As so often in motorcycle racing fairy tales, the character at the heart of the story was Valentino Rossi. Rossi's story, already embroidered so broadly across the rich tapestry of MotoGP, was poised to see more chapters added at Misano.
For Misano was the very first track that the Italian had ever raced at as a teenager aboard a 125, yet at the same time, it was the only track that he had not yet won a MotoGP race at. The Doctor had already scratched Laguna Seca from that ever-dwindling list six weeks ago, and had announced his attention that Misano should go the same way.
The History Man
Added to this was the fact that a win here would bring Rossi's total of premier class wins up to 68, equal with the legendary Giacomo Agostini. Agostini had dominated the sport in the 1960s and early 1970s, making a habit of winning every race until he secured a title, then taking the rest of the season off. To draw level with Agostini in an era of much more closely fought competition would brighten Rossi's star still further beyond it's already blazing brilliance.

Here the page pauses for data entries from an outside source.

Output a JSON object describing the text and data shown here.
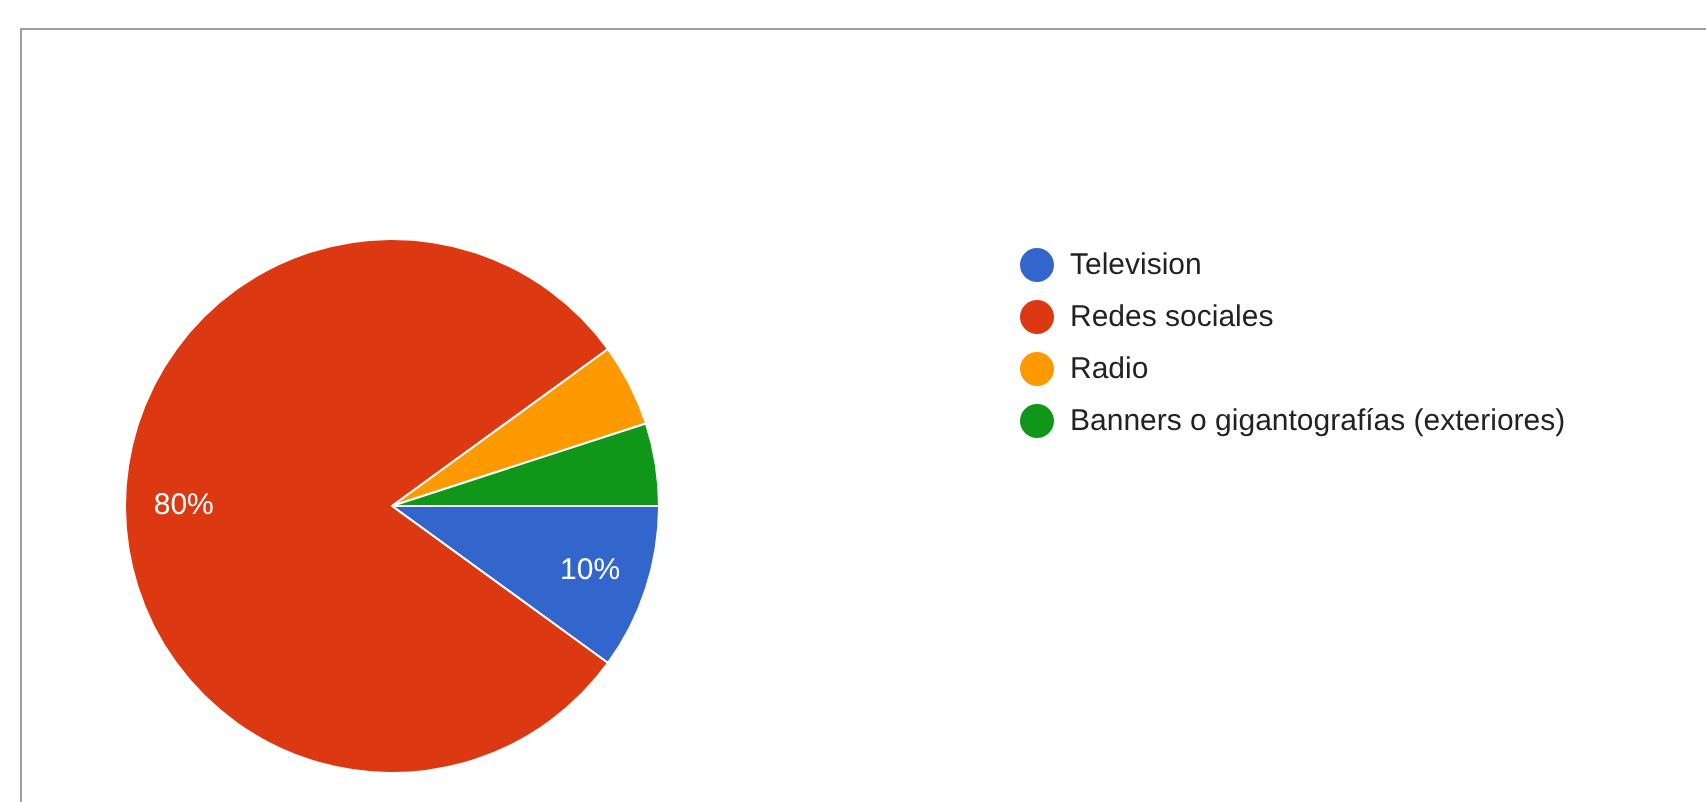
{
  "chart_data": {
    "type": "pie",
    "categories": [
      "Television",
      "Redes sociales",
      "Radio",
      "Banners o gigantografías (exteriores)"
    ],
    "values": [
      10,
      80,
      5,
      5
    ],
    "colors": [
      "#3366cc",
      "#dc3912",
      "#ff9900",
      "#109618"
    ],
    "value_labels": [
      "10%",
      "80%",
      null,
      null
    ],
    "legend": "right"
  }
}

As if this were not enough, Rossi would have the opportunity of achieving this incredible milestone less than 10 miles from his home town of Tavullia. In fact, almost the entire population of Tavullia had turned up at the track to cheer Rossi on, and watch him enter the history books. They had even gone so far as to hold a town council meeting at the track, with one of the items of business the appointment of Valentino Rossi as honorary mayor for a day.
The scene was set, the actors had taken the stage, all that was needed was a deft storyteller to allow the tale to unfurl as the fans and followers had scripted it in their minds. A thrilling race-long battle with his archrival Casey Stoner, followed by a final pass for the lead at the final hairpin, with Rossi courageously holding the Australian champion off for the win over the line. Everything was in place for a repeat of the Laguna Seca race, with the same intended outcome. They just needed to roll the film, and let it all play out.